Opinion: It’s time to consider a radical solution for America

Kevin Griffin

Abbi Pittman

Kevin GriffinAmerica today is bombarded by a stream of social and political problems which at times can seem overwhelming. With the increasing awareness that typical lines of political action are proving ineffective, it is time to consider some unorthodox options.

I have heard it said in several quarters that a new constitutional convention or new amendments are needed to rectify the bleak situation in the country. As hyperbolic as this might seem, it’s probably closer to the mark than many other suggestions.

The regrettable fact is that our Bill of Rights and Constitution are not what they once were. The War on Terror has taken its toll on many liberties we once cherished.

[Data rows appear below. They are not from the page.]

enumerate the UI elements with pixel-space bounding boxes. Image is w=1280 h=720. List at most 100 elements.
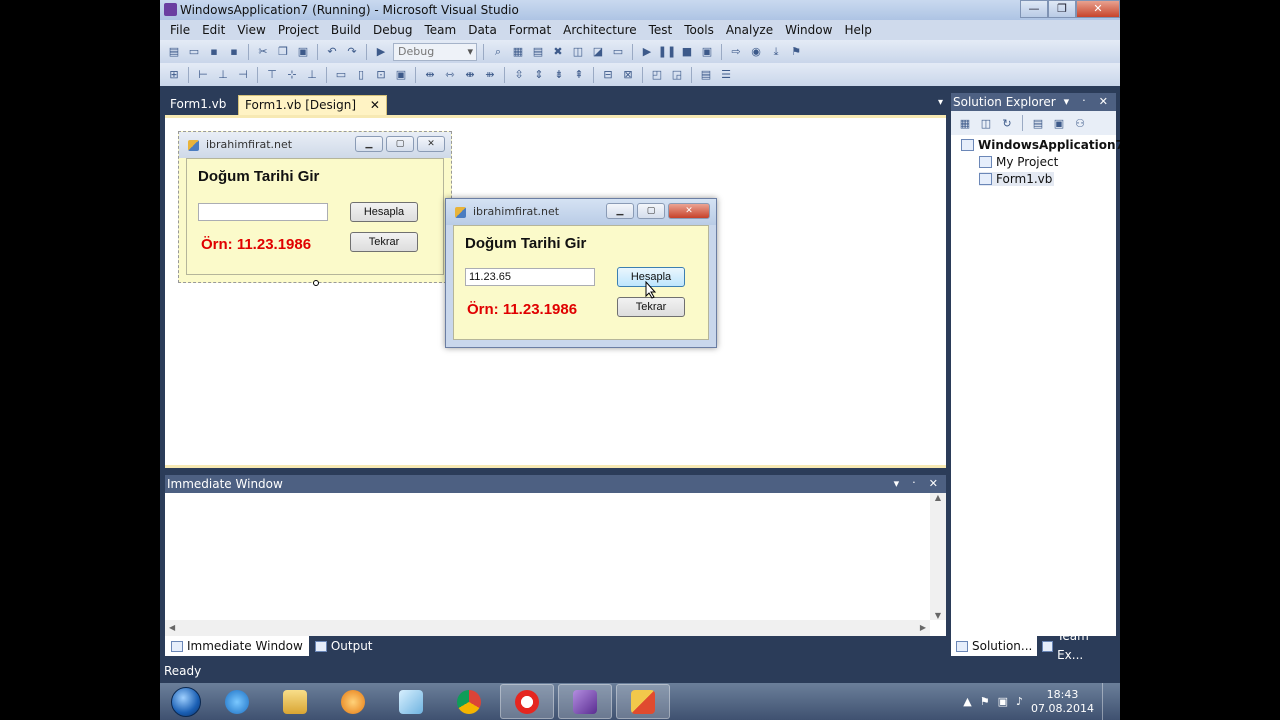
object-browser-icon[interactable]: ◫: [570, 44, 586, 60]
class-view-icon[interactable]: ◪: [590, 44, 606, 60]
cut-icon[interactable]: ✂: [255, 44, 271, 60]
continue-icon[interactable]: ▶: [639, 44, 655, 60]
immediate-window-editor[interactable]: ▲ ▼ ◀ ▶: [165, 493, 946, 636]
vertical-scrollbar[interactable]: ▲ ▼: [930, 493, 946, 620]
taskbar-yandex[interactable]: [500, 684, 554, 719]
form-designer-surface[interactable]: ibrahimfirat.net ▁ ▢ ✕ Doğum Tarihi Gir …: [165, 115, 946, 468]
show-desktop-button[interactable]: [1102, 683, 1112, 720]
copy-icon[interactable]: ❐: [275, 44, 291, 60]
close-tab-icon[interactable]: ✕: [370, 98, 380, 112]
tab-order-icon[interactable]: ☰: [718, 67, 734, 83]
view-designer-icon[interactable]: ▣: [1051, 115, 1067, 131]
running-form-titlebar[interactable]: ibrahimfirat.net ▁ ▢ ✕: [446, 199, 716, 225]
scroll-up-icon[interactable]: ▲: [930, 493, 946, 502]
menu-data[interactable]: Data: [462, 23, 503, 37]
redo-icon[interactable]: ↷: [344, 44, 360, 60]
remove-vertical-spacing-icon[interactable]: ⇞: [571, 67, 587, 83]
menu-file[interactable]: File: [164, 23, 196, 37]
volume-icon[interactable]: ♪: [1016, 695, 1023, 708]
vertical-spacing-icon[interactable]: ⇳: [511, 67, 527, 83]
action-center-flag-icon[interactable]: ⚑: [980, 695, 990, 708]
horizontal-spacing-icon[interactable]: ⇹: [422, 67, 438, 83]
taskbar-chrome[interactable]: [442, 684, 496, 719]
breakpoints-icon[interactable]: ◉: [748, 44, 764, 60]
properties-icon[interactable]: ▦: [957, 115, 973, 131]
tab-solution-explorer[interactable]: Solution...: [951, 636, 1038, 656]
align-middles-icon[interactable]: ⊹: [284, 67, 300, 83]
align-tops-icon[interactable]: ⊤: [264, 67, 280, 83]
active-files-dropdown-icon[interactable]: ▾: [938, 97, 943, 108]
solution-configuration-select[interactable]: Debug: [393, 42, 477, 61]
design-form-heading[interactable]: Doğum Tarihi Gir: [198, 168, 319, 185]
stop-icon[interactable]: ■: [679, 44, 695, 60]
menu-tools[interactable]: Tools: [678, 23, 720, 37]
start-debugging-icon[interactable]: ▶: [373, 44, 389, 60]
toolbox-icon[interactable]: ✖: [550, 44, 566, 60]
align-rights-icon[interactable]: ⊣: [235, 67, 251, 83]
paste-icon[interactable]: ▣: [295, 44, 311, 60]
menu-window[interactable]: Window: [779, 23, 838, 37]
tab-team-explorer[interactable]: Team Ex...: [1037, 629, 1116, 662]
tab-form1-design[interactable]: Form1.vb [Design] ✕: [238, 95, 387, 115]
size-to-grid-icon[interactable]: ⊡: [373, 67, 389, 83]
increase-horizontal-spacing-icon[interactable]: ⇿: [442, 67, 458, 83]
design-form[interactable]: ibrahimfirat.net ▁ ▢ ✕ Doğum Tarihi Gir …: [178, 131, 452, 286]
panel-controls[interactable]: ▾ ᛫ ✕: [1064, 93, 1112, 111]
new-project-icon[interactable]: ▤: [166, 44, 182, 60]
exceptions-icon[interactable]: ⚑: [788, 44, 804, 60]
minimize-button[interactable]: —: [1020, 0, 1048, 18]
tree-item-my-project[interactable]: My Project: [979, 155, 1058, 169]
taskbar-running-app[interactable]: [616, 684, 670, 719]
network-icon[interactable]: ▣: [998, 695, 1008, 708]
make-same-size-icon[interactable]: ▣: [393, 67, 409, 83]
menu-help[interactable]: Help: [838, 23, 877, 37]
remove-horizontal-spacing-icon[interactable]: ⇻: [482, 67, 498, 83]
send-to-back-icon[interactable]: ◲: [669, 67, 685, 83]
lock-controls-icon[interactable]: ▤: [698, 67, 714, 83]
show-next-statement-icon[interactable]: ⇨: [728, 44, 744, 60]
birthdate-input[interactable]: 11.23.65: [465, 268, 595, 286]
step-into-icon[interactable]: ⤓: [768, 44, 784, 60]
center-vertically-icon[interactable]: ⊠: [620, 67, 636, 83]
taskbar-internet-explorer[interactable]: [210, 684, 264, 719]
menu-edit[interactable]: Edit: [196, 23, 231, 37]
close-button[interactable]: ✕: [668, 203, 710, 219]
scroll-down-icon[interactable]: ▼: [930, 611, 946, 620]
restore-button[interactable]: ❐: [1048, 0, 1076, 18]
taskbar-visual-studio[interactable]: [558, 684, 612, 719]
menu-test[interactable]: Test: [643, 23, 679, 37]
menu-analyze[interactable]: Analyze: [720, 23, 779, 37]
decrease-vertical-spacing-icon[interactable]: ⇟: [551, 67, 567, 83]
taskbar-file-explorer[interactable]: [268, 684, 322, 719]
refresh-icon[interactable]: ↻: [999, 115, 1015, 131]
save-all-icon[interactable]: ▪: [226, 44, 242, 60]
resize-handle[interactable]: [313, 280, 319, 286]
design-example-label[interactable]: Örn: 11.23.1986: [201, 236, 311, 253]
horizontal-scrollbar[interactable]: ◀ ▶: [165, 620, 930, 636]
menu-view[interactable]: View: [231, 23, 271, 37]
tab-output[interactable]: Output: [309, 636, 379, 656]
menu-debug[interactable]: Debug: [367, 23, 418, 37]
tree-item-form1[interactable]: Form1.vb: [979, 172, 1055, 186]
pause-icon[interactable]: ❚❚: [658, 44, 676, 60]
minimize-button[interactable]: ▁: [606, 203, 634, 219]
decrease-horizontal-spacing-icon[interactable]: ⇼: [462, 67, 478, 83]
align-centers-icon[interactable]: ⊥: [215, 67, 231, 83]
menu-format[interactable]: Format: [503, 23, 557, 37]
taskbar-media-player[interactable]: [326, 684, 380, 719]
restart-icon[interactable]: ▣: [699, 44, 715, 60]
taskbar-notepad[interactable]: [384, 684, 438, 719]
open-icon[interactable]: ▭: [186, 44, 202, 60]
properties-icon[interactable]: ▤: [530, 44, 546, 60]
menu-build[interactable]: Build: [325, 23, 367, 37]
show-hidden-icons-icon[interactable]: ▲: [963, 695, 971, 708]
class-diagram-icon[interactable]: ⚇: [1072, 115, 1088, 131]
scroll-right-icon[interactable]: ▶: [920, 620, 926, 636]
undo-icon[interactable]: ↶: [324, 44, 340, 60]
command-window-icon[interactable]: ▭: [610, 44, 626, 60]
view-code-icon[interactable]: ▤: [1030, 115, 1046, 131]
panel-controls[interactable]: ▾ ᛫ ✕: [894, 475, 942, 493]
design-reset-button[interactable]: Tekrar: [350, 232, 418, 252]
design-birthdate-input[interactable]: [198, 203, 328, 221]
start-button[interactable]: [166, 683, 206, 720]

Perhaps a highly publicized debate is what is needed to address the challenges of today.

So many important developments in the financial and political sector, a number of which many Americans are unaware of, characterize the world today. We as a nation have yet to satisfactorily answer some the questions posed by the shift of structure.

These factors are important, but do they really suggest we should take such a dramatic step as amending the constitution, or even attempting to hold some sort of new convention? Certainly things cannot be that bad.

Things are pretty bad, though.

America is today in one of its most politically polarized eras, where various sectors of citizens seem not merely to have different opinions, but inhabit different realities. Income inequality is outrageous, and vital institutions of education and media are failing in unpardonable ways.

Legitimate concerns can certainly arise to the idea of a new convention. After all, once everything was laid out on the table, wouldn’t the rights we as Americans prize so dearly be in jeopardy? It does scare me to think of the fate of our Bill of Rights if left in the hands of this congress.

But it is important to realize that many of those rights in a real sense have been taken away. Legislation such as the Patriot Act and executive action over the last twelve years has changed the reality of civil liberties. If that issue is not addressed soon, the “reforms” might well become permanent.

The solution is radical, but so are the times in which we live. The political system is not doing much to respond effectively to the most pressing concerns, and is likely responsible for many of them.

Trying out a plan that gives greater precedence to ideas than personalities might just be necessary.

Griffin, a freshman Journalism major from Madison, is an opinion writer.